Он набрал в грудь побольше воздуха и спросил:

-- Какого Агилольфинга?!

-- Додумался все-таки, -- пробормотал Аббон крайне недовольно. -- И ведь никуда не денешься. Умник рыжий! И откуда ты на мою голову взялся? Шел бы себе к Аластеру и беседовал с ним в тенечке.

-- Я Аластера боюсь, -- неожиданно откровенно ответил одноглазый. -- А дело-то делать нужно. У меня там такая каша заварилась, Аббон: три военных корабля море процеживают -- что-то ищут; людей перебили уже столько, что кровь стынет; следователи мои до таких идей додумались, что уж и не знаю -- не то им памятники воздвигать, не то врача приглашать, причем опытного. А ты глаза к потолку возводишь, как девственница в третью по счету первую брачную ночь! Скажи, может на это хватить душевных сил, если даже зла не хватает?

-- Я все понимаю, -- чуть ли не простонал маг. -- Просто...

-- Ничего не просто, -- не на шутку разошелся Сивард. -- Все Агилольфинги мирно покоятся в фамильном склепе под Малахитовой базиликой, и я лично сопровождаю императора, когда он один раз в году отправляется туда, чтобы поклониться предкам. Девятнадцать монхиганов, павших в войне между Роаном и Лотэром похоронены в дубовой роще. Я как-то никогда не задумывался над тем, кому принадлежит двадцатая усыпальница, да еще и выстроенная и охраняемая как крепость. Не до того было, к тому же и видел я ее издалека и всего только раз. Какой там может быть похоронен Агилольфинг? И кому его тело может понадобиться, а?!

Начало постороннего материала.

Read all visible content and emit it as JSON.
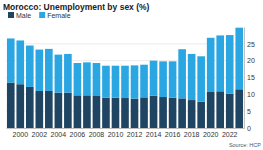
{
  "chart_data": {
    "type": "bar",
    "title": "Morocco: Unemployment by sex (%)",
    "source": "Source: HCP",
    "categories": [
      null,
      "2000",
      null,
      "2002",
      null,
      "2004",
      null,
      "2006",
      null,
      "2008",
      null,
      "2010",
      null,
      "2012",
      null,
      "2014",
      null,
      "2016",
      null,
      "2018",
      null,
      "2020",
      null,
      "2022",
      null
    ],
    "series": [
      {
        "name": "Male",
        "color": "#1f4563",
        "values": [
          13.5,
          13.0,
          12.2,
          11.0,
          11.0,
          10.5,
          10.5,
          9.7,
          9.7,
          9.5,
          9.0,
          9.0,
          8.9,
          8.7,
          9.1,
          9.6,
          9.2,
          9.0,
          8.8,
          8.3,
          7.8,
          10.7,
          10.9,
          10.2,
          11.5
        ]
      },
      {
        "name": "Female",
        "color": "#2aa6e3",
        "values": [
          13.1,
          13.0,
          12.3,
          12.3,
          12.5,
          11.3,
          11.5,
          9.6,
          9.8,
          9.8,
          9.5,
          9.5,
          9.6,
          9.9,
          9.7,
          10.4,
          10.6,
          10.8,
          14.6,
          13.7,
          13.5,
          16.1,
          16.6,
          17.4,
          18.3
        ]
      }
    ],
    "stacked": true,
    "ylim": [
      0,
      30
    ],
    "yticks": [
      0,
      5,
      10,
      15,
      20,
      25
    ],
    "grid": true,
    "legend": "top-left"
  }
}
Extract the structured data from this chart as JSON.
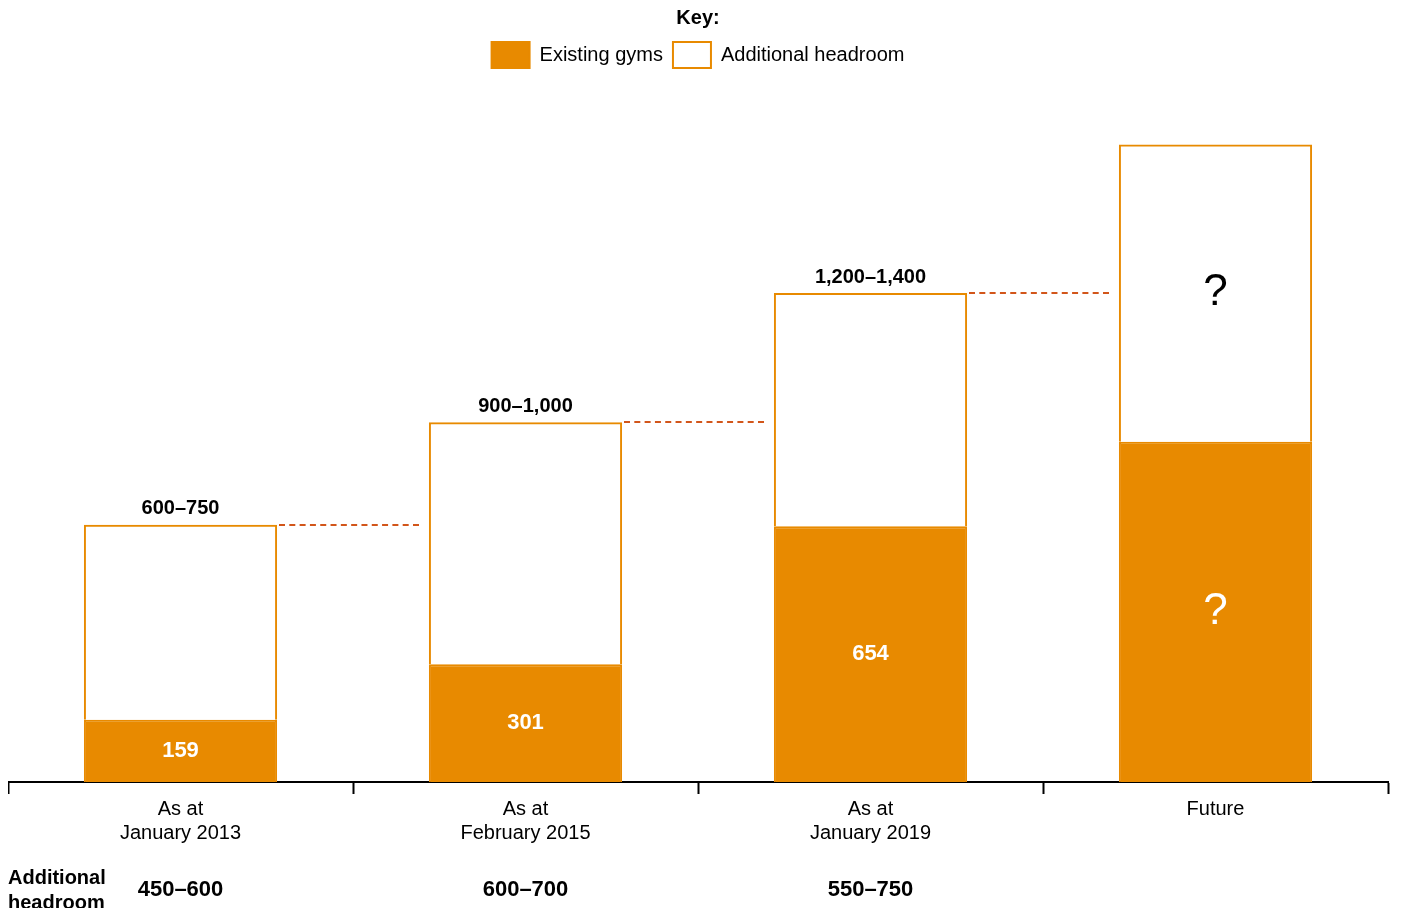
{
  "chart_data": {
    "type": "bar",
    "stacked": true,
    "legend": "top",
    "legend_title": "Key:",
    "tick_labels": "x",
    "grid": false,
    "categories": [
      "As at\nJanuary 2013",
      "As at\nFebruary 2015",
      "As at\nJanuary 2019",
      "Future"
    ],
    "series": [
      {
        "name": "Existing gyms",
        "color": "#e88a00",
        "values": [
          159,
          301,
          654,
          870
        ],
        "value_labels": [
          "159",
          "301",
          "654",
          "?"
        ]
      },
      {
        "name": "Additional headroom",
        "color": "#e88a00",
        "values": [
          499,
          619,
          596,
          760
        ],
        "value_labels": [
          null,
          null,
          null,
          "?"
        ]
      }
    ],
    "totals": [
      "600–750",
      "900–1,000",
      "1,200–1,400",
      null
    ],
    "annotations": [
      "Additional headroom",
      "450–600",
      "600–700",
      "550–750"
    ]
  }
}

Аббон взял тяжелый табурет и приволок его в тот угол, где метался, словно зверь в клетке, взбудораженный Сивард. Прочно утвердился напротив окна, поймал рыжего за рукав, заглянул ему в глаза.

-- Видишь ли, Сивард. Ты все время забываешь, что Далихаджар тоже был Агилольфингом. И что он единственный из монхиганов, кроме императора Брагана и его прямых потомков, так и не отказался от своей силы.